The pmlogger_farm_check.service unit execute /usr/bin/pmlogctl as its Execstart command.
Internally /usr/bin/pmlogctl can make use of sudo, which should be prohibited for services:
:
1697 CHECK="sudo -u $PCP_USER -g $PCP_GROUP $PCP_BINADM_DIR/${IAM}_check"
:
Because of this, the processes started under sudo end up executing in the user slice of pcp user, which is not expected: processes started by a service should remain in the slice of the service.
This can be confirmed through checking systemd-cgls output:
│ ├─user-989.slice (#9261)
:
│ │ └─session-c20.scope (#9369)
│ │ ├─127652 sudo -u pcp -g pcp /usr/libexec/pcp/bin/pmlogger_check -c /etc/p...
│ │ ├─127657 /usr/bin/sh /usr/libexec/pcp/bin/pmlogger_check -c /etc/pcp/pmlo...
│ │ ├─127717 /usr/bin/sh /usr/libexec/pcp/bin/pmlogger_check -c /etc/pcp/pmlo...
│ │ ├─127763 /usr/libexec/pcp/bin/pmlogger -h xxx -d "/v...

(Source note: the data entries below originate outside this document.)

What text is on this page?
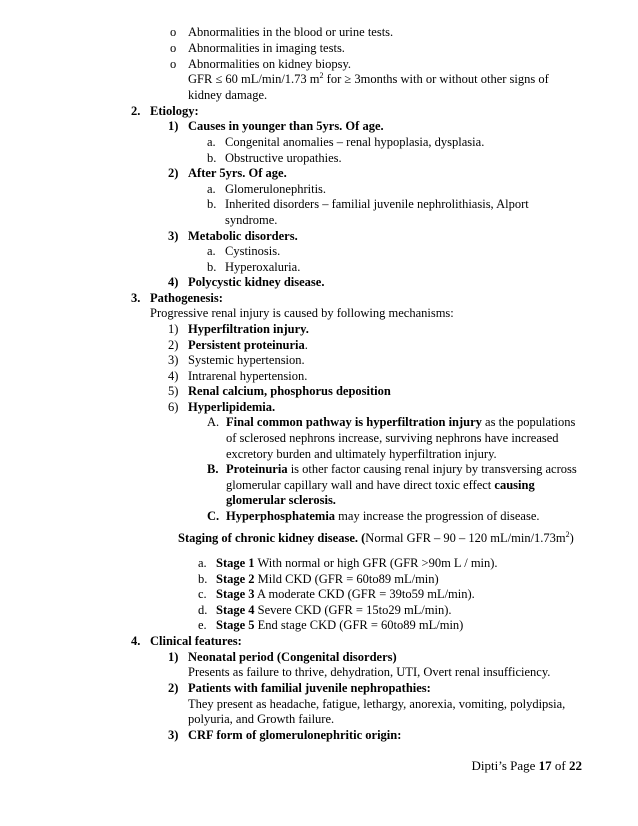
o Abnormalities in the blood or urine tests.
o Abnormalities in imaging tests.
o Abnormalities on kidney biopsy.
GFR ≤ 60 mL/min/1.73 $m^2$ for ≥ 3months with or without other signs of
kidney damage.
2. Etiology:
1) Causes in younger than 5yrs. Of age.
a. Congenital anomalies – renal hypoplasia, dysplasia.
b. Obstructive uropathies.
2) After 5yrs. Of age.
a. Glomerulonephritis.
b. Inherited disorders – familial juvenile nephrolithiasis, Alport
syndrome.
3) Metabolic disorders.
a. Cystinosis.
b. Hyperoxaluria.
4) Polycystic kidney disease.
3. Pathogenesis:
Progressive renal injury is caused by following mechanisms:
1) Hyperfiltration injury.
2) Persistent proteinuria.
3) Systemic hypertension.
4) Intrarenal hypertension.
5) Renal calcium, phosphorus deposition
6) Hyperlipidemia.
A. Final common pathway is hyperfiltration injury as the populations
of sclerosed nephrons increase, surviving nephrons have increased
excretory burden and ultimately hyperfiltration injury.
B. Proteinuria is other factor causing renal injury by transversing across
glomerular capillary wall and have direct toxic effect causing
glomerular sclerosis.
C. Hyperphosphatemia may increase the progression of disease.
Staging of chronic kidney disease. (Normal GFR – 90 – 120 $mL/\min/1.73m^2$)
a. Stage 1 With normal or high GFR (GFR >90m L / min).
b. Stage 2 Mild CKD (GFR = 60to89 mL/min)
c. Stage 3 A moderate CKD (GFR = 39to59 mL/min).
d. Stage 4 Severe CKD (GFR = 15to29 mL/min).
e. Stage 5 End stage CKD (GFR = 60to89 mL/min)
4. Clinical features:
1) Neonatal period (Congenital disorders)
Presents as failure to thrive, dehydration, UTI, Overt renal insufficiency.
2) Patients with familial juvenile nephropathies:
They present as headache, fatigue, lethargy, anorexia, vomiting, polydipsia,
polyuria, and Growth failure.
3) CRF form of glomerulonephritic origin:
Dipti’s Page 17 of 22
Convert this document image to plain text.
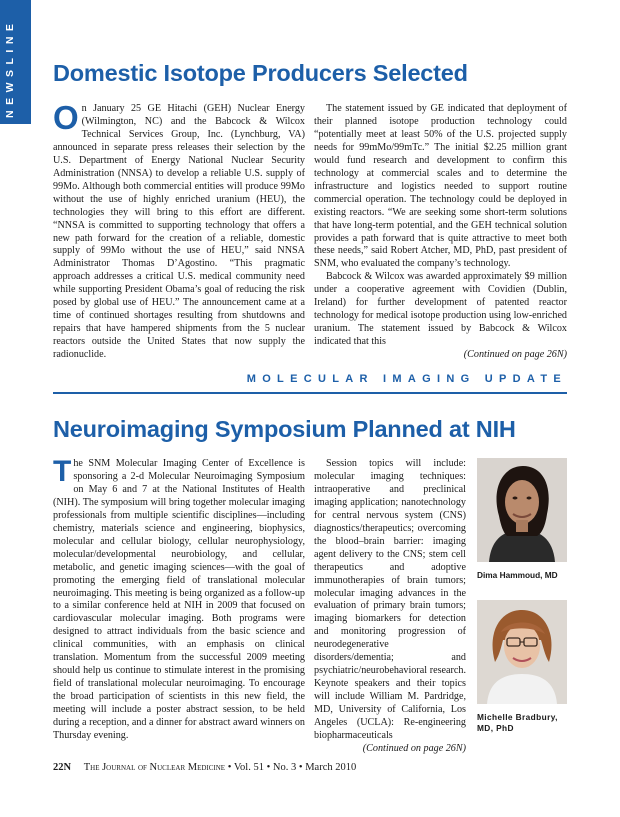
NEWSLINE Domestic Isotope Producers Selected

On January 25 GE Hitachi (GEH) Nuclear Energy (Wilmington, NC) and the Babcock & Wilcox Technical Services Group, Inc. (Lynchburg, VA) announced in separate press releases their selection by the U.S. Department of Energy National Nuclear Security Administration (NNSA) to develop a reliable U.S. supply of 99Mo. Although both commercial entities will produce 99Mo without the use of highly enriched uranium (HEU), the technologies they will bring to this effort are different. “NNSA is committed to supporting technology that offers a new path forward for the creation of a reliable, domestic supply of 99Mo without the use of HEU,” said NNSA Administrator Thomas D’Agostino. “This pragmatic approach addresses a critical U.S. medical community need while supporting President Obama’s goal of reducing the risk posed by global use of HEU.” The announcement came at a time of continued shortages resulting from shutdowns and repairs that have hampered shipments from the 5 nuclear reactors outside the United States that now supply the radionuclide.

The statement issued by GE indicated that deployment of their planned isotope production technology could “potentially meet at least 50% of the U.S. projected supply needs for 99mMo/99mTc.” The initial $2.25 million grant would fund research and development to confirm this technology at commercial scales and to determine the infrastructure and logistics needed to support routine commercial operation. The technology could be deployed in existing reactors. “We are seeking some short-term solutions that have long-term potential, and the GEH technical solution provides a path forward that is quite attractive to meet both these needs,” said Robert Atcher, MD, PhD, past president of SNM, who evaluated the company’s technology.

Babcock & Wilcox was awarded approximately $9 million under a cooperative agreement with Covidien (Dublin, Ireland) for further development of patented reactor technology for medical isotope production using low-enriched uranium. The statement issued by Babcock & Wilcox indicated that this

(Continued on page 26N)

MOLECULAR IMAGING UPDATE
Neuroimaging Symposium Planned at NIH

The SNM Molecular Imaging Center of Excellence is sponsoring a 2-d Molecular Neuroimaging Symposium on May 6 and 7 at the National Institutes of Health (NIH). The symposium will bring together molecular imaging professionals from multiple scientific disciplines—including chemistry, materials science and engineering, biophysics, molecular and cellular biology, cellular neurophysiology, molecular/developmental neurobiology, and cellular, metabolic, and genetic imaging sciences—with the goal of promoting the emerging field of translational molecular neuroimaging. This meeting is being organized as a follow-up to a similar conference held at NIH in 2009 that focused on cardiovascular molecular imaging. Both programs were designed to attract individuals from the basic science and clinical communities, with an emphasis on clinical translation. Momentum from the successful 2009 meeting should help us continue to stimulate interest in the promising field of translational molecular neuroimaging. To encourage the broad participation of scientists in this new field, the meeting will include a poster abstract session, to be held during a reception, and a dinner for abstract award winners on Thursday evening.

Session topics will include: molecular imaging techniques: intraoperative and preclinical imaging application; nanotechnology for central nervous system (CNS) diagnostics/therapeutics; overcoming the blood–brain barrier: imaging agent delivery to the CNS; stem cell therapeutics and adoptive immunotherapies of brain tumors; molecular imaging advances in the evaluation of primary brain tumors; imaging biomarkers for detection and monitoring progression of neurodegenerative disorders/dementia; and psychiatric/neurobehavioral research. Keynote speakers and their topics will include William M. Pardridge, MD, University of California, Los Angeles (UCLA): Re-engineering biopharmaceuticals

(Continued on page 26N)

Dima Hammoud, MD
Michelle Bradbury,
MD, PhD
22N The Journal of Nuclear Medicine • Vol. 51 • No. 3 • March 2010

│ │ ├─130023 /usr/libexec/pcp/bin/pmlogger -h xxx-d "/v...
│ │ ├─142438 /usr/libexec/pcp/bin/pmlogger -h xxx -d "/v...
│ │ ├─142991 /usr/libexec/pcp/bin/pmlogger -h xxx -d "/v...
│ │ ├─143061 pmlc 142991
│ │ ├─143062 tee /var/tmp/pmlogger_check.CJoLPRynh/tmp
│ │ └─143063 grep ^Connected to .*pmlogger
:
├─system.slice (#55)
:
│ ├─pmlogger_farm_check.service (#9157)
:
│ │ ├─126835 /usr/bin/sh /usr/bin/pmlogctl -m check
│ │ └─127629 /usr/bin/sh /usr/bin/pmlogctl -m check
The solution is to replace sudo by runuser, which is the tool dedicated to changing user without changing cgroup.

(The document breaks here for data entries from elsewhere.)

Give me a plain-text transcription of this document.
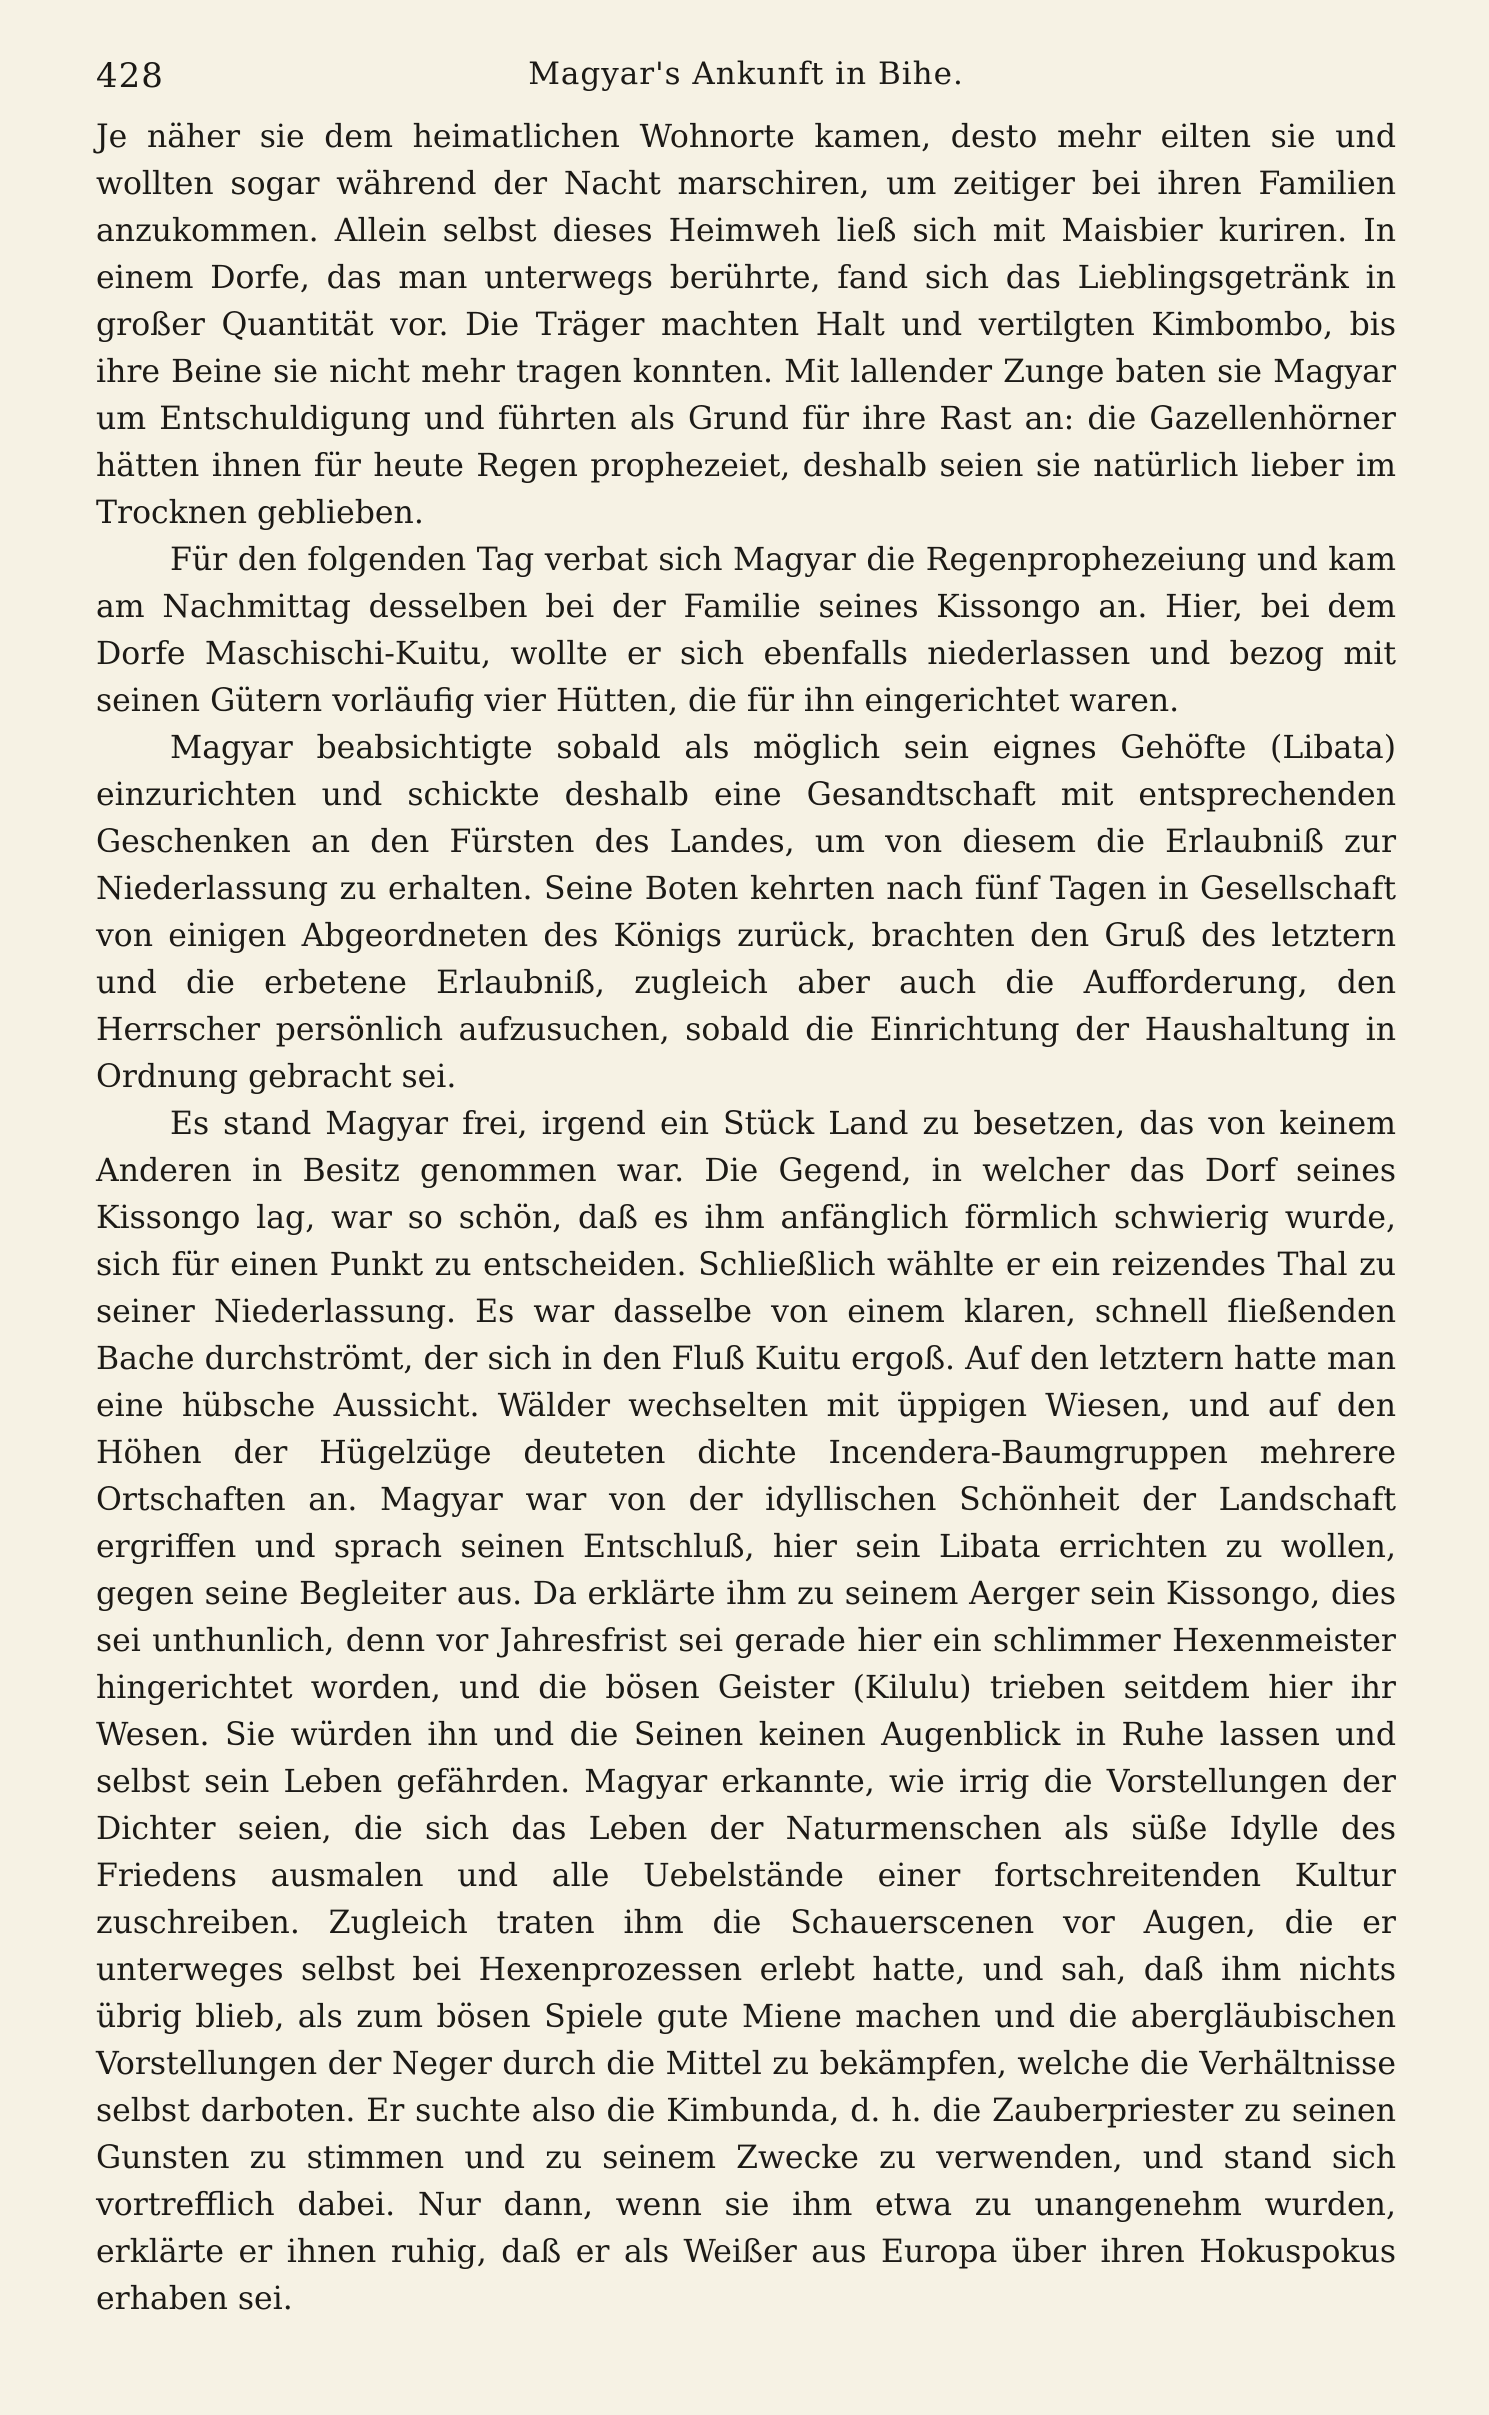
428	Magyar's Ankunft in Bihe.

Je näher sie dem heimatlichen Wohnorte kamen, desto mehr eilten sie und wollten sogar während der Nacht marschiren, um zeitiger bei ihren Familien anzukommen. Allein selbst dieses Heimweh ließ sich mit Maisbier kuriren. In einem Dorfe, das man unterwegs berührte, fand sich das Lieblingsgetränk in großer Quantität vor. Die Träger machten Halt und vertilgten Kimbombo, bis ihre Beine sie nicht mehr tragen konnten. Mit lallender Zunge baten sie Magyar um Entschuldigung und führten als Grund für ihre Rast an: die Gazellenhörner hätten ihnen für heute Regen prophezeiet, deshalb seien sie natürlich lieber im Trocknen geblieben.

Für den folgenden Tag verbat sich Magyar die Regenprophezeiung und kam am Nachmittag desselben bei der Familie seines Kissongo an. Hier, bei dem Dorfe Maschischi-Kuitu, wollte er sich ebenfalls niederlassen und bezog mit seinen Gütern vorläufig vier Hütten, die für ihn eingerichtet waren.

Magyar beabsichtigte sobald als möglich sein eignes Gehöfte (Libata) einzurichten und schickte deshalb eine Gesandtschaft mit entsprechenden Geschenken an den Fürsten des Landes, um von diesem die Erlaubniß zur Niederlassung zu erhalten. Seine Boten kehrten nach fünf Tagen in Gesellschaft von einigen Abgeordneten des Königs zurück, brachten den Gruß des letztern und die erbetene Erlaubniß, zugleich aber auch die Aufforderung, den Herrscher persönlich aufzusuchen, sobald die Einrichtung der Haushaltung in Ordnung gebracht sei.

Es stand Magyar frei, irgend ein Stück Land zu besetzen, das von keinem Anderen in Besitz genommen war. Die Gegend, in welcher das Dorf seines Kissongo lag, war so schön, daß es ihm anfänglich förmlich schwierig wurde, sich für einen Punkt zu entscheiden. Schließlich wählte er ein reizendes Thal zu seiner Niederlassung. Es war dasselbe von einem klaren, schnell fließenden Bache durchströmt, der sich in den Fluß Kuitu ergoß. Auf den letztern hatte man eine hübsche Aussicht. Wälder wechselten mit üppigen Wiesen, und auf den Höhen der Hügelzüge deuteten dichte Incendera-Baumgruppen mehrere Ortschaften an. Magyar war von der idyllischen Schönheit der Landschaft ergriffen und sprach seinen Entschluß, hier sein Libata errichten zu wollen, gegen seine Begleiter aus. Da erklärte ihm zu seinem Aerger sein Kissongo, dies sei unthunlich, denn vor Jahresfrist sei gerade hier ein schlimmer Hexenmeister hingerichtet worden, und die bösen Geister (Kilulu) trieben seitdem hier ihr Wesen. Sie würden ihn und die Seinen keinen Augenblick in Ruhe lassen und selbst sein Leben gefährden. Magyar erkannte, wie irrig die Vorstellungen der Dichter seien, die sich das Leben der Naturmenschen als süße Idylle des Friedens ausmalen und alle Uebelstände einer fortschreitenden Kultur zuschreiben. Zugleich traten ihm die Schauerscenen vor Augen, die er unterweges selbst bei Hexenprozessen erlebt hatte, und sah, daß ihm nichts übrig blieb, als zum bösen Spiele gute Miene machen und die abergläubischen Vorstellungen der Neger durch die Mittel zu bekämpfen, welche die Verhältnisse selbst darboten. Er suchte also die Kimbunda, d. h. die Zauberpriester zu seinen Gunsten zu stimmen und zu seinem Zwecke zu verwenden, und stand sich vortrefflich dabei. Nur dann, wenn sie ihm etwa zu unangenehm wurden, erklärte er ihnen ruhig, daß er als Weißer aus Europa über ihren Hokuspokus erhaben sei.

What is the impact of this issue to you?
No impact but incorrect behavior.
Please provide the package NVR for which the bug is seen:
pcp-6.2.0-5.el9_4.x86_64
How reproducible is this bug?:
Always, start the service and make sure `CHECK` gets called (no idea what the condition is, but encountered on customer's system).